Monday, January 6, 2025

Roberts on the Forced Labor Convention of 1926

Christopher M. Roberts, Chinese University of Hong Kong, has posted Re-Covering Forced Labour: Colonial Foreclosures and Forgotten Potentials, which is forthcoming in the Melbourne Journal of International Law:

This article aims to reopen the question of the meaning of forced labour. It undertakes this task through a detailed exploration of the history of the 1930 Convention concerning Forced or Compulsory Labour ('Forced Labour Convention') based on a careful reading of the archival record.
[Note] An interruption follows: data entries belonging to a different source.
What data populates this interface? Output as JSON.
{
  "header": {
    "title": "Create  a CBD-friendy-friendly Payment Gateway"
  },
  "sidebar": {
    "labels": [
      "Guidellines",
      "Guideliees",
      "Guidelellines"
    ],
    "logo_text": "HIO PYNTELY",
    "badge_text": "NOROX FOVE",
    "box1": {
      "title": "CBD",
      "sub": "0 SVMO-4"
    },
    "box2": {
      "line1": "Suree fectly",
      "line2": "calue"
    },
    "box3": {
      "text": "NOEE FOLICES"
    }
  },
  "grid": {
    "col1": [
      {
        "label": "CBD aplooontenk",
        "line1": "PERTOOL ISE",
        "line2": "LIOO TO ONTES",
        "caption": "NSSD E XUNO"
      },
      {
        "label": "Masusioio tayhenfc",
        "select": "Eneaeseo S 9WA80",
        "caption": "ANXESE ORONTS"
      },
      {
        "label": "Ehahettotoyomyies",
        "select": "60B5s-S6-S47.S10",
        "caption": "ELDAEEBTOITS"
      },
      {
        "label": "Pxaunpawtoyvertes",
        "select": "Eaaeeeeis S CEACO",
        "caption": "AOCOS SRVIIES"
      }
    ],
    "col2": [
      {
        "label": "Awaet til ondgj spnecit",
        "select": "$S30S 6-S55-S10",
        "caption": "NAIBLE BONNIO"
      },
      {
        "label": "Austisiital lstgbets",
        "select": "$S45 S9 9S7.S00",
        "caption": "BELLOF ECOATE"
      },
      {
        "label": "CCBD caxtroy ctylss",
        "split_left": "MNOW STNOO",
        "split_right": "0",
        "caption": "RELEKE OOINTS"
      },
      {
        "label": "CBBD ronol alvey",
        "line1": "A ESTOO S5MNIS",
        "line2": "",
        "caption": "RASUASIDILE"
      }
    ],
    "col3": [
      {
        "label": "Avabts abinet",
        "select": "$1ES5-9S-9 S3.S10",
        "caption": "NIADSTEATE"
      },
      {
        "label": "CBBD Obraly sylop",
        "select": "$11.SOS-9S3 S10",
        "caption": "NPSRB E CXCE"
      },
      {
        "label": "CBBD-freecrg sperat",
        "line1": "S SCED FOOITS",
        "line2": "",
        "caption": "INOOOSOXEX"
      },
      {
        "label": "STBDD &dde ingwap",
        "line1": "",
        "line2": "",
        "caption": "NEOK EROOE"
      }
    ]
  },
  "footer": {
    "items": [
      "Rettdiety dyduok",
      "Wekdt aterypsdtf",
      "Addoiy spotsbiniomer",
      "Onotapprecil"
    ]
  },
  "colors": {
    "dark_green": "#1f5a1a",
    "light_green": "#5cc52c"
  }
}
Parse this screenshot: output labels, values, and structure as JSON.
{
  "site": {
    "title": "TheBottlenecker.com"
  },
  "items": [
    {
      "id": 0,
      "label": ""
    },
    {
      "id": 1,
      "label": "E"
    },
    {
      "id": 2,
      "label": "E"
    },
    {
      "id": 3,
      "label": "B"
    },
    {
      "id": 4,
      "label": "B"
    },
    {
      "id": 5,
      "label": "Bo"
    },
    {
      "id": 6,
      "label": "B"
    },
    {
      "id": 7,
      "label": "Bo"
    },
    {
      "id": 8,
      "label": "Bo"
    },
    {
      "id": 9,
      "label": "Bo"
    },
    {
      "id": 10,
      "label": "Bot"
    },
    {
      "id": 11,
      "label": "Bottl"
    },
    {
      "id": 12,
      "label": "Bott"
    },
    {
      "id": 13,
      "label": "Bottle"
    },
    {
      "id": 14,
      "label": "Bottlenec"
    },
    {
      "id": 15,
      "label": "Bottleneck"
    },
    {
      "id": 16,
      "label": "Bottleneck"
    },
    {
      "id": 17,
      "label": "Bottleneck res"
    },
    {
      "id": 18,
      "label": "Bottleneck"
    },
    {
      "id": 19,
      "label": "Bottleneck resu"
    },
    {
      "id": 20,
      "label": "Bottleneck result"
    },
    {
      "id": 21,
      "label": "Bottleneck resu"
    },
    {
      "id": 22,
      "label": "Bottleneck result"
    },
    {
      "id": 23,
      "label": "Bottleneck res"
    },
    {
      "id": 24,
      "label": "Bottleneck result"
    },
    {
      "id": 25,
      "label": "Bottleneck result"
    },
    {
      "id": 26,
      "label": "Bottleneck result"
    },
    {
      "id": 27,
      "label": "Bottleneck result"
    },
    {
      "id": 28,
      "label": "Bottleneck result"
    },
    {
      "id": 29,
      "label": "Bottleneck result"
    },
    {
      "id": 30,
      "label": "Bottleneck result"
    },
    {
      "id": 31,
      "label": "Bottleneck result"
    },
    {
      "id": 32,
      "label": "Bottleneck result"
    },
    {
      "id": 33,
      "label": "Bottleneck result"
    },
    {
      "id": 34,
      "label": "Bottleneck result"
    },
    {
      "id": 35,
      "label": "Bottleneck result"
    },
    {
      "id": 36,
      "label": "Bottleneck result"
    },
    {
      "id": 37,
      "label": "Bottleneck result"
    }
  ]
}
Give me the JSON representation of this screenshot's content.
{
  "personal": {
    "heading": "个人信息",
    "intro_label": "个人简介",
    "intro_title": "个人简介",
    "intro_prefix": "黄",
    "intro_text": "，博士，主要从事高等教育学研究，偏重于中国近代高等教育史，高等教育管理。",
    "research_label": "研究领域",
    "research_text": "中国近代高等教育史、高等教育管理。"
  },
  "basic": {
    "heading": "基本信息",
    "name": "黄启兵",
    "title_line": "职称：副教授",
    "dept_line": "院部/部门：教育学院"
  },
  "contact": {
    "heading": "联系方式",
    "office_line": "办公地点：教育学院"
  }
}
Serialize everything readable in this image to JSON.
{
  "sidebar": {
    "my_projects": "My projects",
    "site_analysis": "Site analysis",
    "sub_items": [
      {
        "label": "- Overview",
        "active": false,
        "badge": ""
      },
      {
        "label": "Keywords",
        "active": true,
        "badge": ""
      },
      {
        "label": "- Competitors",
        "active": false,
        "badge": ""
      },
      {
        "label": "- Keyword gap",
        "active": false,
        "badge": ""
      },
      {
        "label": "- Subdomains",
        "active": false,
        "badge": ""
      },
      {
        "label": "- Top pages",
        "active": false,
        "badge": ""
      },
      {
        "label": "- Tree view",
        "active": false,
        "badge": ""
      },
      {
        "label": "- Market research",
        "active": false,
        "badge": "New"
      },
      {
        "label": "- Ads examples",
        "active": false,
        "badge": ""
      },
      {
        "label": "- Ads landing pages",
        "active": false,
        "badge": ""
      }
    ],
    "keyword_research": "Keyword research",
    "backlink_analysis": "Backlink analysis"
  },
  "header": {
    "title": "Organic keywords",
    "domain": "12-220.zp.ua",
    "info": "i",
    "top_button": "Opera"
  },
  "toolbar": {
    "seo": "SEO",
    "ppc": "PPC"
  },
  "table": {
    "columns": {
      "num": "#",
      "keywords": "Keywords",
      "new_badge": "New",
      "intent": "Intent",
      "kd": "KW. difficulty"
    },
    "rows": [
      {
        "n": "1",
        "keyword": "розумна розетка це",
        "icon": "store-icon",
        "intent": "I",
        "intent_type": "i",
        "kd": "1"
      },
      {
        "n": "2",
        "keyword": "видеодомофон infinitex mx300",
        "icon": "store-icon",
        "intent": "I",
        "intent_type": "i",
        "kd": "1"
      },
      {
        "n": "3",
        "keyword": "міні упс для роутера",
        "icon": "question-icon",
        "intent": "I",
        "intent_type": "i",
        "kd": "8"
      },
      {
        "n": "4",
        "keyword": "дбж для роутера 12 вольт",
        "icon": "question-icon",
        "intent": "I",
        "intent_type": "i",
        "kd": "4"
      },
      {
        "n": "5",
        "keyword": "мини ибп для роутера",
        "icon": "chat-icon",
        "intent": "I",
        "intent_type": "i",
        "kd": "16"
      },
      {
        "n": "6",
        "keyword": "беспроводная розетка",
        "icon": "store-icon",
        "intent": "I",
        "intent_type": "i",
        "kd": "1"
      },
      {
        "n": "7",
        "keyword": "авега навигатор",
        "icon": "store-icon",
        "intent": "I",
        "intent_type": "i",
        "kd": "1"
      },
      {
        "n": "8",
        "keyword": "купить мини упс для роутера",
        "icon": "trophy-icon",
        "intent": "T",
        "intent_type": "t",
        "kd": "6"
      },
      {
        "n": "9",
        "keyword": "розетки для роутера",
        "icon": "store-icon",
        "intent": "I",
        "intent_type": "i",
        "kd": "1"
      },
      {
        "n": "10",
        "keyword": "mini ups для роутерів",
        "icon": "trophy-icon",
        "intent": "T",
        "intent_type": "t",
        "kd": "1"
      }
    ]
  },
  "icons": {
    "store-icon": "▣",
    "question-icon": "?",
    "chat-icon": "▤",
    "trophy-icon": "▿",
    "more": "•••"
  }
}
The history of the Forced Labour Convention and its closely linked predecessor, the 1926 Convention to Suppress the Slave Trade and Slavery, reveals that while the processes leading to both were initially open-ended, colonial interests ultimately produced sharp limitations in both texts. Recognising the colonial foundations of contemporary international law in this area should enhance our openness to reconsidering how we think about coercive labour today. The development of the Forced Labour Convention did not only consist in limiting dynamics, however. While they were pushed to the margins, this article also highlights three areas-conditions of work, conditions of life and worker freedoms-in which the historical record helps to suggest a more expansive, progressive understanding of forced labour than that which has become commonplace. Reconstructing our approach to forced labour, with attention to these potentials, can revitalise the concept in the contemporary world, overcoming close to a century of foreclosure.